We can see that the service was being started by systemd at the beginning of the log shown on the picture above. After the service has started, we see that the compiled C program prints the watchdog status and displays half the maximum interval. Afterwards we wait 5 seconds between 11:21:27~32 and the program prints the READY message. Then we enter into the infinite loop and we can see clearly the intervals at which sd_notify with parameter WATCHDOG=1 is being called, as well as the iteration number.

The time difference between iteration <1>and <2>can be seen as 8 seconds, however, the real difference is 7.5 seconds, namely half the WatchdogSec= amount. [7500000 micro seconds] This is also the reason we see a difference of 8 seconds between iteration <1>and <2>, and a difference of 7 seconds between iteration <2>and <3>.

If, for some reason, the program does not sent a sd_notify keep-alive alert within the WatchdogSec=, systemd will restart the service, of course after waiting RestartSec= amount of time.

Conclusion

Using systemd to control the services on GNU/Linux machines is essential for any system administrator in the present day. Although, a significant amount of people are still against the philosophy behind the working methods and implementations of systemd, it still is the most widely used service manager in the Linux community.

My personal opinion is that, despite the differences in the community, acquiring new skills and expanding your knowledge base on a particular topic is far more important than arguing the pros and cons of an object. So, even if you do not like systemd, you can still put aside some time to understand it better and elevate your point of view, maybe you will see something you have missed in the past.

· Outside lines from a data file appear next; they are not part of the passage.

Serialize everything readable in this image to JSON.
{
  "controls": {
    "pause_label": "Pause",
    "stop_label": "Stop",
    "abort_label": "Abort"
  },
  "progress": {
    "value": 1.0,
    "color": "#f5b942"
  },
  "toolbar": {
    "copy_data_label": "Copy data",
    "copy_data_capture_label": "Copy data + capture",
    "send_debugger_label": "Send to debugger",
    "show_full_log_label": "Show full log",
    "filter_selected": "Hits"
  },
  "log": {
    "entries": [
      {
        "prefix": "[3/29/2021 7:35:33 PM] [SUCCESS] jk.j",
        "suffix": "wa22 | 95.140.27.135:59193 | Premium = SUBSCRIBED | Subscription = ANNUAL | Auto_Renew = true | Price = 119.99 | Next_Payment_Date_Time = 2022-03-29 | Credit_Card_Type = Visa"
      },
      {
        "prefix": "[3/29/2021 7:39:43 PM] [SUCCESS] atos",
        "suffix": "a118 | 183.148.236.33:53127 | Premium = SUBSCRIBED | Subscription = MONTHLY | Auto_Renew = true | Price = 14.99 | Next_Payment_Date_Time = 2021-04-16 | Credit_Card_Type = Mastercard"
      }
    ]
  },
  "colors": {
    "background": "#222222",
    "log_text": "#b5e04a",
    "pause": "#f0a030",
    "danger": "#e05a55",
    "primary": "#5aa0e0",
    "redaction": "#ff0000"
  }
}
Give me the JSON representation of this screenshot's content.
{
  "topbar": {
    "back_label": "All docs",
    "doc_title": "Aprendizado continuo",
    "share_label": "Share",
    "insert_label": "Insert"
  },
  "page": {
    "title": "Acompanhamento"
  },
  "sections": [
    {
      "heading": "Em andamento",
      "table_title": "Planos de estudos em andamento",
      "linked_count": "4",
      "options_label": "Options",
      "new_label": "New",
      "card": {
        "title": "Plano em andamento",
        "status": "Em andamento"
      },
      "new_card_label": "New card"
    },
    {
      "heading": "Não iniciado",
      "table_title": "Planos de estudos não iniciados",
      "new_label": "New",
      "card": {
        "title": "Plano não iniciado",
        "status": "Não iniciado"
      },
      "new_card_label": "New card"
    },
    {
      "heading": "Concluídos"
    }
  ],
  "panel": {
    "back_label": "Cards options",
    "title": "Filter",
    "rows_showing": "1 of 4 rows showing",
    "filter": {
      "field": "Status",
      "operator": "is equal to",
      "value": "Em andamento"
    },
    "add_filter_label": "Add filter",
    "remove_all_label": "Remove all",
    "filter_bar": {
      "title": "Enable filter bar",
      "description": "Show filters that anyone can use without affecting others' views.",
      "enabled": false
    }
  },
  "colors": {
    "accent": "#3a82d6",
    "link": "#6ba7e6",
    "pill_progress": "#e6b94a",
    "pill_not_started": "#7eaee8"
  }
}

I hope that, with these examples, I have helped you clear out any misunderstanding about services in systemd and have made you a better sysadmin.

Additional Information about the examples

In the examples that I have presented, I only consider the success state when both the settings and exit code of the particular program coincide, thus excluding other scenarios. For example, when the Restart= option is set to on-watchdog and the program exits with abnormal exit code, which will indicate a positive restart condition was satisfied.